Sauce Labs Makes AI Agent for Creating and Running Tests Available

Sauce Labs today made generally available an artificial intelligence (AI) agent that translates a natural language intent into a set of executable test suites that can run anywhere.

Company CEO Dr. Prince Kohli said the Sauce AI for Test Authoring agent closes a gap that has emerged between the rate at which code is being written in the age of AI and the ability of application developers and software engineering teams to validate it.
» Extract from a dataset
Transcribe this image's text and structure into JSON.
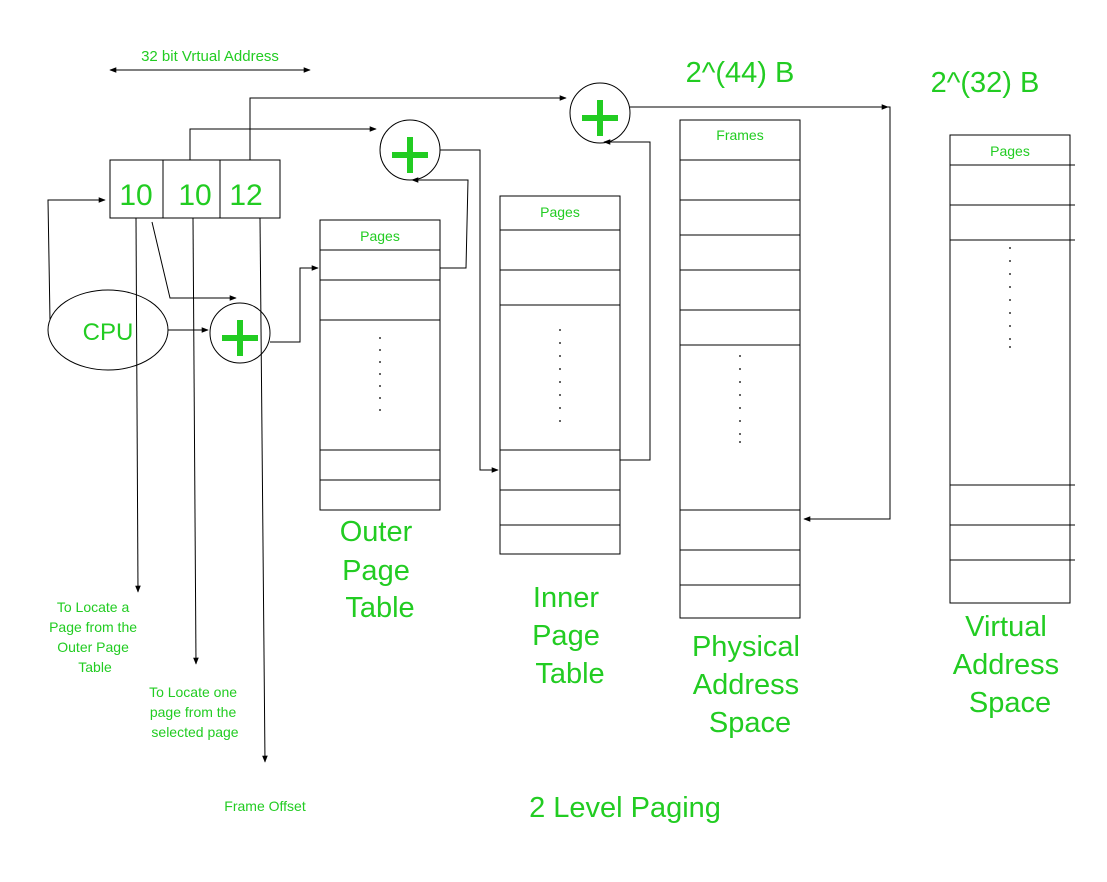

Testing has now become a major bottleneck that is preventing DevOps teams from realizing many of the promises of AI coding, he added.

In the absence of an ability to effectively test higher volumes of code, there are now also more applications than ever that have limited test coverage, noted Kohli. In general, Sauce Labs research suggests that even prior to the rise of AI coding, automated test coverage for complex journeys typically plateaus at under 35%.

Trained using 8.7 billion real-world test runs to enable 41% faster root-cause analysis than a general-purpose large language model (LLM), the Sauce AI for Test Authoring agent addresses that issue because it understands intended application behavior by scanning the application workflow or interpreting specifications written by product managers, or analyzing designs found in tools such as Figma. Alternatively, engineers, application developers and product managers can describe application behavior in natural language, noted Kohli.

The platform then autonomously generates complete, executable test suites for web applications or for Android, or iOS in a way that is now 90% faster, with the option to execute them in the Sauce Labs Test Cloud or run them independently of that platform. That capability doesn’t eliminate the need for humans to be in the middle of the testing loop, but it should eliminate most of the toil associated with creating and maintaining tests that can now be more easily customized for each application, said Kohli.

The overall goal is to improve the quality of the applications while at the same time reducing the number of bugs that need to be fixed after an application has been deployed, said Kohli. At the same time, application developers should also be able to devote more time to writing code rather than building test suites, he added. In fact, Sauce Labs estimates application developers are today spending more than 30% of their time writing and maintaining test suites. Software engineering teams also spend 40% of their working hours fixing flaky tests or maintaining legacy scripts that an AI agent will eliminate the need for DevOps teams to manage, noted Kohli.

Many of those legacy tests often don’t need to be run at all, or are simply no longer relevant, noted Kohli. Too many DevOps teams are simply executing a suite of tests by rote regardless of how the application has been constructed or its intended use case, he added.

Hopefully, the rise of AI will lead to better tests being created and run much faster than ever. In the meantime, however, some organizations may be accruing technical debt much faster than they realize simply because the pace at which code is being created now far exceeds their ability to validate it before being deployed in a production environment.